Effects of Fe, Mn, Cu and Zn on the Technological Properties of AlSi7Mg0.3 (A356) Casting Alloy

With increasing use of secondary material certain alloying elements may accumulate over repeated melting cycles. To determine the influence of Fe, Mn, Cu and Zn on the technological properties of AlSi7Mg0.3 cast alloy three compositions with varying additions of these elements to a primary alloy melt were produced. Gravity die-casting experiments using a tensile sample permanent mold were conducted, and the cast samples ran through a heat treatment to achieve practical properties. All samples passed through X-ray analysis to minimize the influence of defects on mechanical properties. Specimen for mechanical testing, microscopic analysis and corrosion tests were taken from the cast samples. Quasi-static mechanical properties were measured via tensile and hardness testing, whereas dynamic mechanical properties were determined with high-speed tensile tests. Furthermore, various cyclic fatigue tests are conducted to derive comprehensive S-N curves for each composition.
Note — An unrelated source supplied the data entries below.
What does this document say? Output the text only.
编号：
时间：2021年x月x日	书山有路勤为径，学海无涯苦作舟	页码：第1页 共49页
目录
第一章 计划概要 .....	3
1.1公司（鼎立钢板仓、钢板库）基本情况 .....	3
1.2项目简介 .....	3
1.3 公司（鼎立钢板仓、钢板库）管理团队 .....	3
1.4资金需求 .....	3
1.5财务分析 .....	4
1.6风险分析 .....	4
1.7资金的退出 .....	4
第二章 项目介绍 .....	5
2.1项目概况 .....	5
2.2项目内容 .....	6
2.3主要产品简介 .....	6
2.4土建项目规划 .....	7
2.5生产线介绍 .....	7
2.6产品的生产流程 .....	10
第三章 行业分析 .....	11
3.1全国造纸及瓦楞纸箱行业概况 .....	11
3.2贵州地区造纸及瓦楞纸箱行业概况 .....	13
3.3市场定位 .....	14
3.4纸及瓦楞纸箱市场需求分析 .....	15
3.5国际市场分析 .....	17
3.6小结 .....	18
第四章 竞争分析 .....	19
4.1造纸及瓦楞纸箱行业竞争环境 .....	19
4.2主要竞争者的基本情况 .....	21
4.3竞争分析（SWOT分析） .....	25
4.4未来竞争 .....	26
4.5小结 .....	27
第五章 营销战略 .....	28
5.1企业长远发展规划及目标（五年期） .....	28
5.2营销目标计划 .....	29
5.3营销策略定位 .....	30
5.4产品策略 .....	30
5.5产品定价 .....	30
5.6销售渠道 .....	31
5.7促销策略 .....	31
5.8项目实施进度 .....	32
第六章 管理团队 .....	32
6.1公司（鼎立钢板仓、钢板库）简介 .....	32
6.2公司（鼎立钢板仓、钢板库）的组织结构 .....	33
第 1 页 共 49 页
A small increase in R p0,2 (YS) but a clear decrease in A 5 (Elongation) for quasi-static, as well as for dynamic tensile tests is detected with higher Feand Mn-proportions. The further addition of higher amounts of Cu and Zn also affects the mechanical properties in a similar way, albeit at a lower scale. However, Cu significantly aggravates the corrosion properties, whereas no such effect could be detected for Fe and Mn. On the other hand, fatigue properties were not as strongly affected by higher Fe and Mn amounts. In total, the results of this study present a comprehensive overview of the effects that higher amounts of accumulating alloying elements have on the technological properties of AlSi7Mg0.3 cast alloy.